The High Lonesome Ranch

What are you hoping to see at The High Lonesome Ranch?

What we’ve been seeing:

  • Bear sightings up the Dry Fork Valley
  • Brookside Gun Dogs
  • Rolling thunder clouds and rejuvenating rain

One of these days how fast time flies will stop being a surprise. We hope your summer has been full of sunshine and fresh air just like ours. Meanwhile on the Ag side, the cows are moving up the Dry Fork Valley and that means more sightings of the Ranch’s resident black bears.

The bears are pretty shy so we often don’t have time to get photos of them before they retreat. And really, we prefer to look through our own eyes rather than a viewfinder or screen whenever possible on the Ranch. Firsthand experiences like this keep on giving as you get to tell and retell the story.

Bear Sighting At The High Lonesome Ranch

Proof around here can be seen at any Staff Meeting when discussion quickly moves to whether the mostly black-with-a-white-chest-blaze bear was seen in a new place, or if that one cinnamon bear was 400 or 450lbs. Almost double the size of your average black bear according to Colorado Parks & Wildlife information.

Brookside Gun Dogs At The High Lonesome Ranch

Our adventures start early in the morning to beat the summer heat and afternoon thunderstorms. Not only do we see bears and the sunrise, we also see Steve and his son Dillon, of Brookside Gun Dogs, training their pointers and flushers in the fields around Guest House or Pond House. For those moments, watching the dogs sustains our enthusiasm for the hunts in the off-season.

And just like that, the last couple of months have flown by and The High Lonesome Ranch has some plans for our wing-shooting season starting in September across new fields.

The High Lonesome Ranch

As always, it comes back to our Regenerative Agriculture and Cattle program to support the Land. This means new grasses and fields to hunt, cooperative efforts between Melissa, Dakota and Brookside, and anticipation for the future as all of this translates into native bird populations returning and a more enjoyable sporting experience.

Plenty of opportunities to look for those rainbows and silver linings as monsoon season seams to have started a little early this year here on the Western Slope of Colorado. The rain is a welcome change from the drought even as it presents new erosion issues in the burn scar areas left from the Pine Gulch Fire last year.

We look forward to the regrowth in our habitats, fisheries, structures, and grazing to come from these powerful natural processes.

The High Lonesome Ranch

As always, it comes back to our Regenerative Agriculture and Cattle program to support the Land. This means new grasses and fields to hunt, cooperative efforts between Melissa, Dakota and Brookside, and anticipation for the future as all of this translates into native bird populations returning and a more enjoyable sporting experience.

Plenty of opportunities to look for those rainbows and silver linings as monsoon season seams to have started a little early this year here on the Western Slope of Colorado. The rain is a welcome change from the drought even as it presents new erosion issues in the burn scar areas left from the Pine Gulch Fire last year.

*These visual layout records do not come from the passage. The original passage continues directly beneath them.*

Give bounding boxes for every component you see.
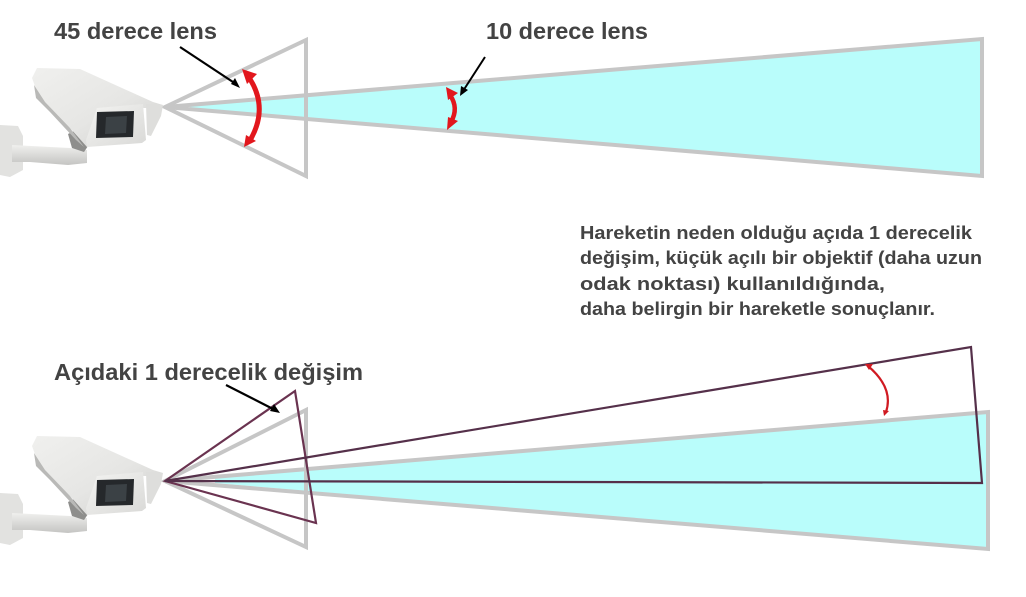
panel: bottom angle change comparison — [0, 347, 988, 549]
shifted 10 degree beam — [165, 347, 982, 483]
camera: bottom — [0, 436, 163, 545]
heading: 10 derece lens: 10 derece lens — [486, 18, 648, 44]
10 degree beam — [165, 39, 982, 176]
text block: explanation: Hareketin neden olduğu açıda 1 derecelik — [580, 222, 973, 243]
text block: explanation: değişim, küçük açılı bir objektif (daha uzun — [580, 247, 982, 268]
arrow: 45 degree pointer — [180, 47, 240, 88]
panel: top lens comparison — [0, 39, 982, 177]
heading: 45 derece lens: 45 derece lens — [54, 18, 217, 44]
arrow: 10 degree angle — [446, 87, 458, 130]
10 degree beam — [165, 412, 988, 549]
text block: explanation: odak noktası) kullanıldığında, — [580, 273, 885, 294]
45 degree triangle — [165, 410, 306, 547]
arrow: 10 degree pointer — [460, 57, 485, 96]
camera: top — [0, 68, 163, 177]
arrow: 1 degree angle — [865, 364, 889, 416]
45 degree triangle — [165, 40, 306, 176]
shifted 45 degree triangle — [165, 391, 316, 523]
arrow: 1 degree pointer — [226, 385, 280, 413]
arrow: 45 degree angle — [242, 69, 259, 147]
text block: explanation: daha belirgin bir hareketle sonuçlanır. — [580, 298, 935, 319]
heading: 1 degree change: Açıdaki 1 derecelik değişim — [54, 359, 363, 385]
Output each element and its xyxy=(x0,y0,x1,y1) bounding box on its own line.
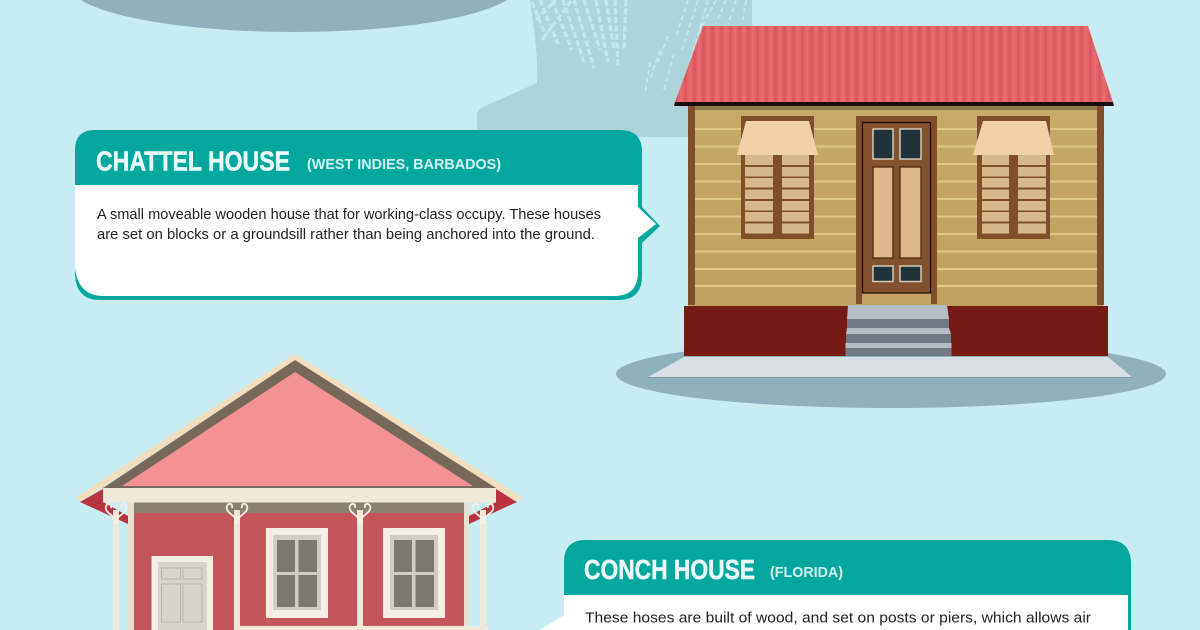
background tree silhouette xyxy=(477,0,752,137)
gable pink face xyxy=(122,372,473,486)
panel: chattel house callout xyxy=(75,130,660,300)
panel white body with pointer xyxy=(540,595,1128,630)
illustration: chattel house xyxy=(616,26,1166,408)
front steps xyxy=(846,305,952,356)
columns and scroll brackets xyxy=(106,504,493,630)
panel description: A small moveable wooden house that for working-class occupy. These houses xyxy=(97,207,601,223)
porch rail xyxy=(238,626,488,630)
panel shadow and teal edge xyxy=(75,130,660,300)
panel teal header and edge xyxy=(564,540,1131,630)
gable outer trim xyxy=(75,354,523,501)
foundation xyxy=(684,306,1108,356)
window 2 xyxy=(383,528,445,618)
cream beam xyxy=(103,488,496,502)
panel description: are set on blocks or a groundsill rather than being anchored into the ground. xyxy=(97,227,595,243)
ground shadow of previous house xyxy=(69,0,519,32)
right window xyxy=(973,116,1054,239)
roof xyxy=(674,26,1114,106)
panel: conch house callout xyxy=(540,540,1131,630)
ground shadow xyxy=(616,340,1166,408)
window 1 xyxy=(266,528,328,618)
left window xyxy=(737,116,818,239)
wall siding xyxy=(688,105,1104,306)
panel title: CHATTEL HOUSE xyxy=(96,146,290,176)
red gable underside xyxy=(80,489,517,524)
illustration: conch house xyxy=(75,354,523,630)
door xyxy=(856,116,937,304)
panel white body xyxy=(75,185,656,296)
gable dark band xyxy=(103,360,496,488)
wall xyxy=(128,502,469,630)
panel region: (FLORIDA) xyxy=(770,564,843,581)
panel description: These hoses are built of wood, and set on posts or piers, which allows air xyxy=(585,610,1091,626)
panel title: CONCH HOUSE xyxy=(584,554,755,585)
concrete slab xyxy=(648,357,1132,377)
panel region: (WEST INDIES, BARBADOS) xyxy=(307,156,501,173)
door xyxy=(152,556,213,630)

We look forward to the regrowth in our habitats, fisheries, structures, and grazing to come from these powerful natural processes.

Facing these changes it is crucial that we have a team with a positive attitude and who know how to get stuff done. Last month we introduced you to Dakota and Melissa who run our Regenerative Ag program.

Daniel Landscape Manager High Lonesome Ranch

This month we want to introduce Daniel Lane, our Landscape & Maintenance Manager.

Dan is our go-to for questions on repairs, fixes, construction, welding, plumbing, trucks, tractors, archery, and just about anything or topic you might encounter out on the Ranch.

His responses usually have you asking yourself “why didn’t I think of that” because of their logic and simplicity. What he makes look so easy is not actually intuitive but practical years spent as a contractor, working on other ranches around the West, raising three active kids, participating in 4-H programs with them and as an instructor in multiple disciplines, and his own personal passions for the different activities that keep bringing us all back to these wild places.

Maintenance at The High Lonesome Ranch

Picture a more sophisticated Red Green who has significantly less need for duct tape and you might have an inkling of how he’s endeared himself to his coworkers and others around him.

Indeed he enjoys the work so much it can be difficult at times to get him to let one of his trainees do it. Or maybe like the rest of us, he’s happy for any excuse to be outside and not in the office. All kidding aside, the quality of work and work ethic he demonstrates are increasingly hard to come by these days.

Just a few of the reasons we’re glad Dan joined The High Lonesome Ranch Team last fall in the path of the Pine Gulch Fire (an event that might have daunted a less hearty soul) and if that isn’t enough proof of his Western Spirit tenacity and patience we’re not sure what is.